There was a commotion in the branches, followed by the runny-nose one and a big one with a pellet-shooter. This the leader? asked the big one.

It's a mistake! I'm not a leader! said the new one.

The nearby one said, abashed, I thought he was one. He was asking questions . . .

We need a leader for the battle, explained the runny-nose.

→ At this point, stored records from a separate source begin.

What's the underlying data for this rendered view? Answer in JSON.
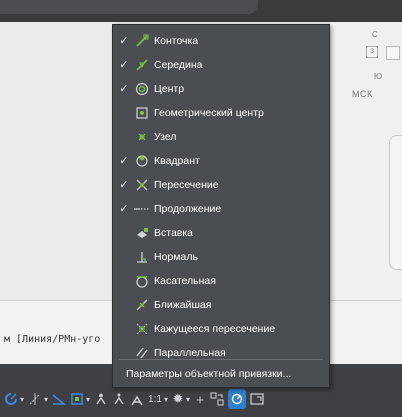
{
  "osnap_menu": {
    "items": [
      {
        "label": "Конточка",
        "checked": true,
        "icon": "endpoint-icon"
      },
      {
        "label": "Середина",
        "checked": true,
        "icon": "midpoint-icon"
      },
      {
        "label": "Центр",
        "checked": true,
        "icon": "center-icon"
      },
      {
        "label": "Геометрический центр",
        "checked": false,
        "icon": "geometric-center-icon"
      },
      {
        "label": "Узел",
        "checked": false,
        "icon": "node-icon"
      },
      {
        "label": "Квадрант",
        "checked": true,
        "icon": "quadrant-icon"
      },
      {
        "label": "Пересечение",
        "checked": true,
        "icon": "intersection-icon"
      },
      {
        "label": "Продолжение",
        "checked": true,
        "icon": "extension-icon"
      },
      {
        "label": "Вставка",
        "checked": false,
        "icon": "insertion-icon"
      },
      {
        "label": "Нормаль",
        "checked": false,
        "icon": "perpendicular-icon"
      },
      {
        "label": "Касательная",
        "checked": false,
        "icon": "tangent-icon"
      },
      {
        "label": "Ближайшая",
        "checked": false,
        "icon": "nearest-icon"
      },
      {
        "label": "Кажущееся пересечение",
        "checked": false,
        "icon": "apparent-intersection-icon"
      },
      {
        "label": "Параллельная",
        "checked": false,
        "icon": "parallel-icon"
      }
    ],
    "settings_label": "Параметры объектной привязки...",
    "check_glyph": "✓"
  },
  "command_line": {
    "text": "м [Линия/РМн-уго"
  },
  "viewcube": {
    "top_letter": "С",
    "left_letter": "З",
    "bottom_letter": "Ю",
    "wcs_label": "МСК"
  },
  "status_bar": {
    "scale_label": "1:1",
    "icons": [
      "polar-icon",
      "osnap-track-icon",
      "isodraft-icon",
      "snap-icon",
      "annotation-scale-icon",
      "workspace-gear-icon",
      "plus-icon",
      "units-icon",
      "hardware-accel-icon",
      "fullscreen-icon"
    ]
  },
  "colors": {
    "menu_bg": "#4a4d52",
    "statusbar_bg": "#3f4043",
    "accent_blue": "#2f7ed0",
    "snap_green": "#7ec23b"
  }
}
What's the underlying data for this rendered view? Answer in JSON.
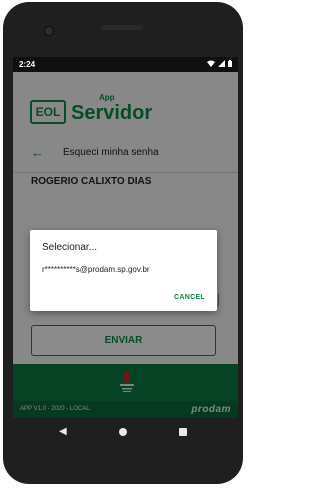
{
  "status_bar": {
    "time": "2:24",
    "icons": [
      "wifi-icon",
      "signal-icon",
      "battery-icon"
    ]
  },
  "logo": {
    "badge": "EOL",
    "app_label": "App",
    "name": "Servidor"
  },
  "nav": {
    "back_icon": "back-arrow-icon",
    "title": "Esqueci minha senha"
  },
  "user": {
    "name": "ROGERIO CALIXTO DIAS"
  },
  "form": {
    "send_label": "ENVIAR"
  },
  "dialog": {
    "title": "Selecionar...",
    "option": "r**********s@prodam.sp.gov.br",
    "cancel_label": "CANCEL"
  },
  "footer": {
    "version": "APP V1.0 - 2020 - LOCAL.",
    "brand": "prodam"
  },
  "colors": {
    "accent": "#0b8a47",
    "footer_dark": "#0b6b3b"
  }
}
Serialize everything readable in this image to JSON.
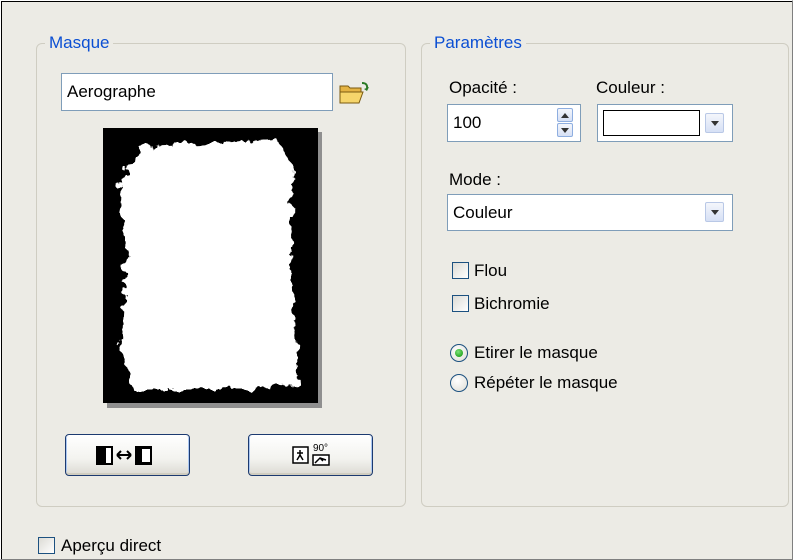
{
  "masque": {
    "group_title": "Masque",
    "name_value": "Aerographe",
    "load_icon": "folder-open-icon",
    "button1_icon": "swap-invert-icon",
    "button2_icon": "rotate-90-icon",
    "button2_text": "90°"
  },
  "parametres": {
    "group_title": "Paramètres",
    "opacity_label": "Opacité :",
    "opacity_value": "100",
    "color_label": "Couleur :",
    "color_value": "#ffffff",
    "mode_label": "Mode :",
    "mode_value": "Couleur",
    "flou_label": "Flou",
    "flou_checked": false,
    "bichromie_label": "Bichromie",
    "bichromie_checked": false,
    "radio_etirer_label": "Etirer le masque",
    "radio_repeter_label": "Répéter le masque",
    "selected_radio": "etirer"
  },
  "apercu": {
    "label": "Aperçu direct",
    "checked": false
  },
  "colors": {
    "accent": "#0b4fd3",
    "background": "#ecebe5"
  }
}
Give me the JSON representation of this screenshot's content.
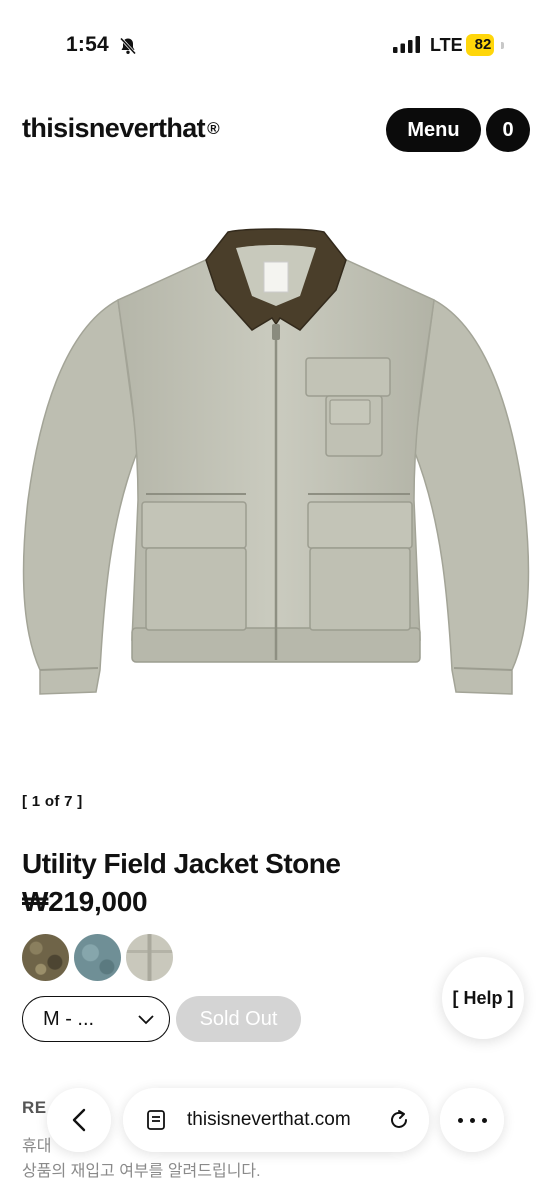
{
  "status_bar": {
    "time": "1:54",
    "network": "LTE",
    "battery": "82",
    "battery_level": 0.82,
    "icons": [
      "bell-slash-icon",
      "signal-icon",
      "battery-icon"
    ]
  },
  "header": {
    "logo": "thisisneverthat",
    "logo_mark": "®",
    "menu_label": "Menu",
    "cart_count": "0"
  },
  "product": {
    "image_counter": "[ 1 of 7 ]",
    "title": "Utility Field Jacket Stone",
    "price": "₩219,000",
    "swatch_colors": [
      "#6f6448",
      "#6f8f96",
      "#c9c8bc"
    ],
    "jacket_color": "#c4c5b8",
    "collar_color": "#4a3e2a",
    "size_value": "M - ...",
    "sold_out_label": "Sold Out"
  },
  "help_label": "[ Help ]",
  "restock": {
    "title": "RE",
    "desc_line1": "휴대",
    "desc_line2": "상품의 재입고 여부를 알려드립니다."
  },
  "browser": {
    "url": "thisisneverthat.com",
    "icons": [
      "back-arrow-icon",
      "page-icon",
      "reload-icon",
      "more-icon"
    ]
  }
}
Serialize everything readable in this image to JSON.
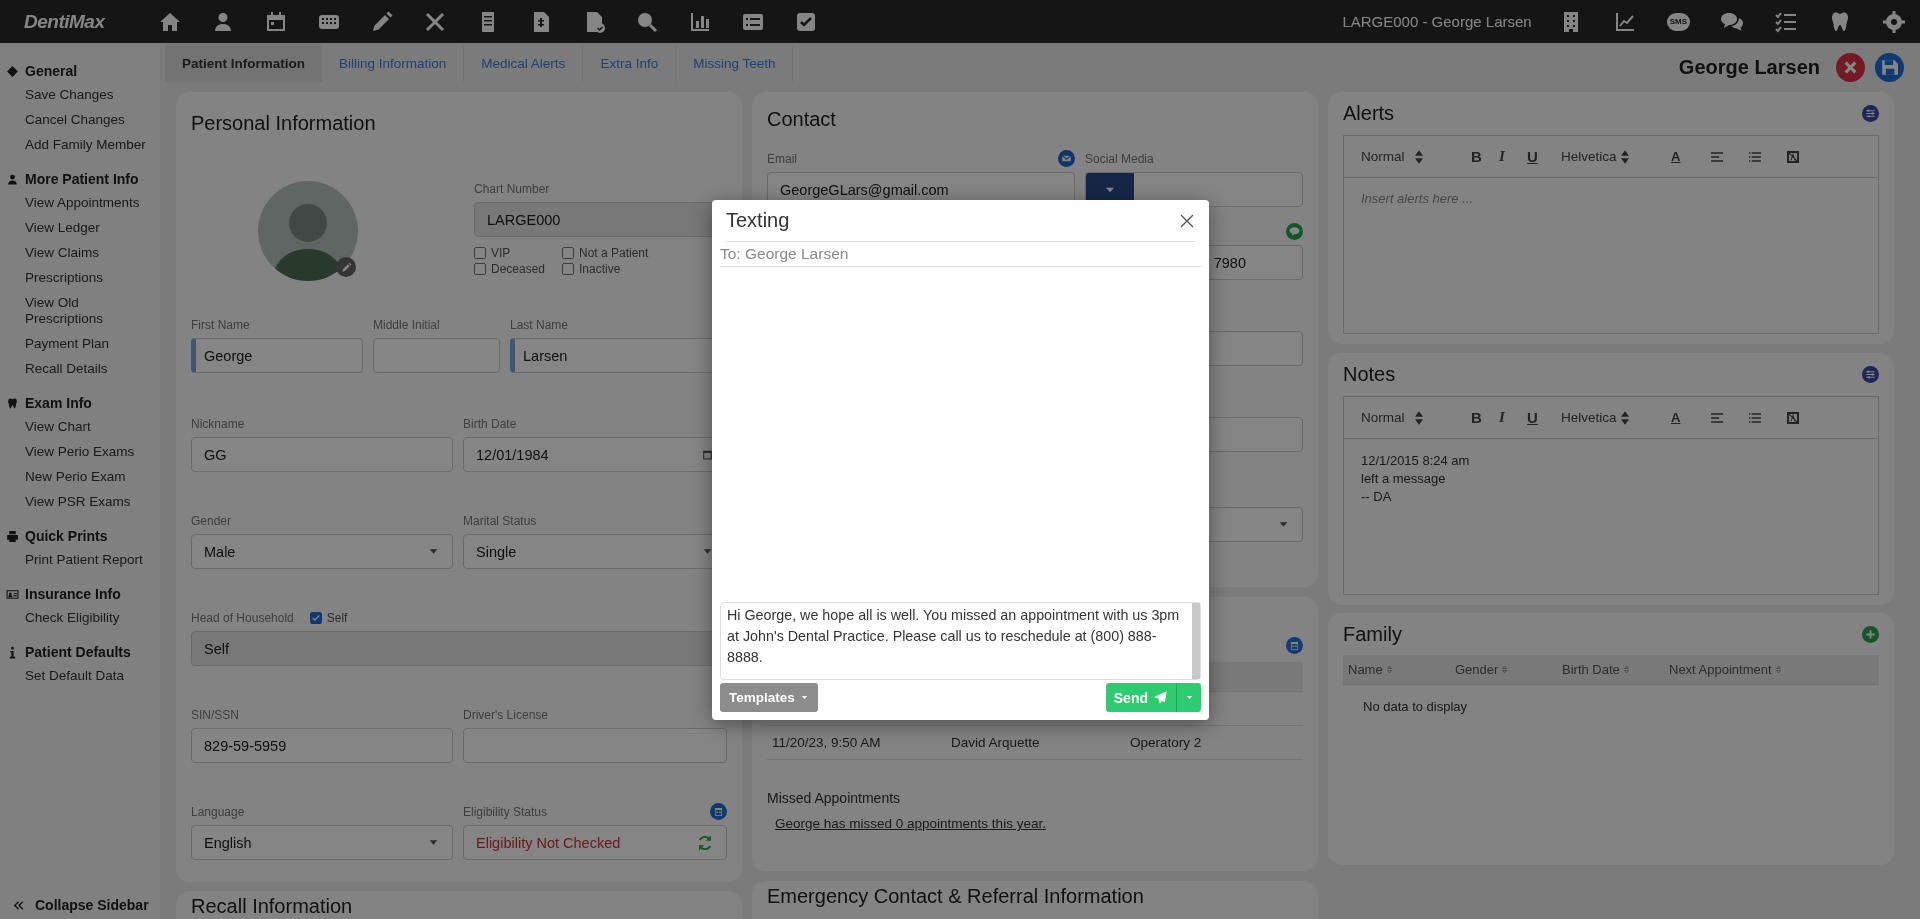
{
  "topbar": {
    "logo": "DentiMax",
    "patient": "LARGE000 - George Larsen",
    "sms_badge": "SMS"
  },
  "sidebar": {
    "sections": [
      {
        "title": "General",
        "items": [
          "Save Changes",
          "Cancel Changes",
          "Add Family Member"
        ]
      },
      {
        "title": "More Patient Info",
        "items": [
          "View Appointments",
          "View Ledger",
          "View Claims",
          "Prescriptions",
          "View Old Prescriptions",
          "Payment Plan",
          "Recall Details"
        ]
      },
      {
        "title": "Exam Info",
        "items": [
          "View Chart",
          "View Perio Exams",
          "New Perio Exam",
          "View PSR Exams"
        ]
      },
      {
        "title": "Quick Prints",
        "items": [
          "Print Patient Report"
        ]
      },
      {
        "title": "Insurance Info",
        "items": [
          "Check Eligibility"
        ]
      },
      {
        "title": "Patient Defaults",
        "items": [
          "Set Default Data"
        ]
      }
    ],
    "collapse": "Collapse Sidebar"
  },
  "tabs": [
    {
      "label": "Patient Information",
      "selected": true
    },
    {
      "label": "Billing Information",
      "selected": false
    },
    {
      "label": "Medical Alerts",
      "selected": false
    },
    {
      "label": "Extra Info",
      "selected": false
    },
    {
      "label": "Missing Teeth",
      "selected": false
    }
  ],
  "patient_name": "George Larsen",
  "personal": {
    "title": "Personal Information",
    "chart_number": {
      "label": "Chart Number",
      "value": "LARGE000"
    },
    "flags": [
      {
        "label": "VIP",
        "checked": false
      },
      {
        "label": "Not a Patient",
        "checked": false
      },
      {
        "label": "Deceased",
        "checked": false
      },
      {
        "label": "Inactive",
        "checked": false
      }
    ],
    "names": [
      {
        "label": "First Name",
        "value": "George",
        "required": true
      },
      {
        "label": "Middle Initial",
        "required": false
      },
      {
        "label": "Last Name",
        "value": "Larsen",
        "required": true
      }
    ],
    "fields": [
      {
        "kind": "text",
        "label": "Nickname",
        "value": "GG"
      },
      {
        "kind": "date",
        "label": "Birth Date",
        "value": "12/01/1984"
      },
      {
        "kind": "select",
        "label": "Gender",
        "value": "Male"
      },
      {
        "kind": "select",
        "label": "Marital Status",
        "value": "Single"
      },
      {
        "kind": "household",
        "label": "Head of Household",
        "check_label": "Self",
        "checked": true,
        "value": "Self"
      },
      {
        "kind": "text",
        "label": "SIN/SSN",
        "value": "829-59-5959"
      },
      {
        "kind": "text",
        "label": "Driver's License"
      },
      {
        "kind": "select",
        "label": "Language",
        "value": "English"
      },
      {
        "kind": "status",
        "label": "Eligibility Status",
        "value": "Eligibility Not Checked"
      }
    ]
  },
  "contact": {
    "title": "Contact",
    "email_label": "Email",
    "email": "GeorgeGLars@gmail.com",
    "social_label": "Social Media",
    "phone": "7980"
  },
  "appointments": {
    "rows": [
      {
        "cells": [
          "11/20/23, 9:50 AM",
          "David Arquette",
          "Operatory 2"
        ]
      }
    ],
    "missed_title": "Missed Appointments",
    "missed_link": "George has missed 0 appointments this year."
  },
  "alerts": {
    "title": "Alerts",
    "style": "Normal",
    "font": "Helvetica",
    "format_buttons": [
      "B",
      "I",
      "U"
    ],
    "color_button": "A",
    "placeholder": "Insert alerts here ..."
  },
  "notes": {
    "title": "Notes",
    "style": "Normal",
    "font": "Helvetica",
    "format_buttons": [
      "B",
      "I",
      "U"
    ],
    "color_button": "A",
    "lines": [
      "12/1/2015 8:24 am",
      "left a message",
      "-- DA"
    ]
  },
  "family": {
    "title": "Family",
    "columns": [
      "Name",
      "Gender",
      "Birth Date",
      "Next Appointment"
    ],
    "empty": "No data to display"
  },
  "recall_title": "Recall Information",
  "emergency_title": "Emergency Contact & Referral Information",
  "modal": {
    "title": "Texting",
    "to": "To: George Larsen",
    "message": "Hi George, we hope all is well. You missed an appointment with us 3pm at John's Dental Practice. Please call us to reschedule at (800) 888-8888.",
    "templates": "Templates",
    "send": "Send"
  }
}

Battle! How can you battle? You said yourself, there's nothing but dogs from here to Toledo and maybe farther! Even if you could get past these ones here, there's packs and packs of them! The new arrival flung his arms wide, indicating the meadow and house, the suburb with its spoiling supermarkets full of buzzing endless light, beyond that the cities with their television stations endlessly playing nonsense, empty static, test signals. How can you battle those? he said. You'll get killed, he said. He couldn't see the others in the copse now, the ones in the other trees, but he knew they were listening closely. He knew he had raised their hopes and now here he was dashing them, but all he could think is that battle would kill them and here, at least, they were safe for the time being. Nobody spoke after this outburst. Even the dogs were quiet. The newcomer shivered on his branch. He couldn't, wouldn't, kill them. He thought: they should try and distract the dogs and get some of those swingsets and trellises and use them to connect the trees together. They could find a way to get to the house and maybe get some food, even if it was mostly spoiled in there, now. Eventually, they could build snares, maybe even a fence the beasts couldn't get in. It would mean a limited life, yes. And the soul yearned for the whole, yes.

Aw, he ain't one, said the big one, finally.

I thought he was, the near one repeated. We oughta shove him from the tree.

No, wait, said the newcomer wearily. Okay, I'll do it. Okay, we'll fight.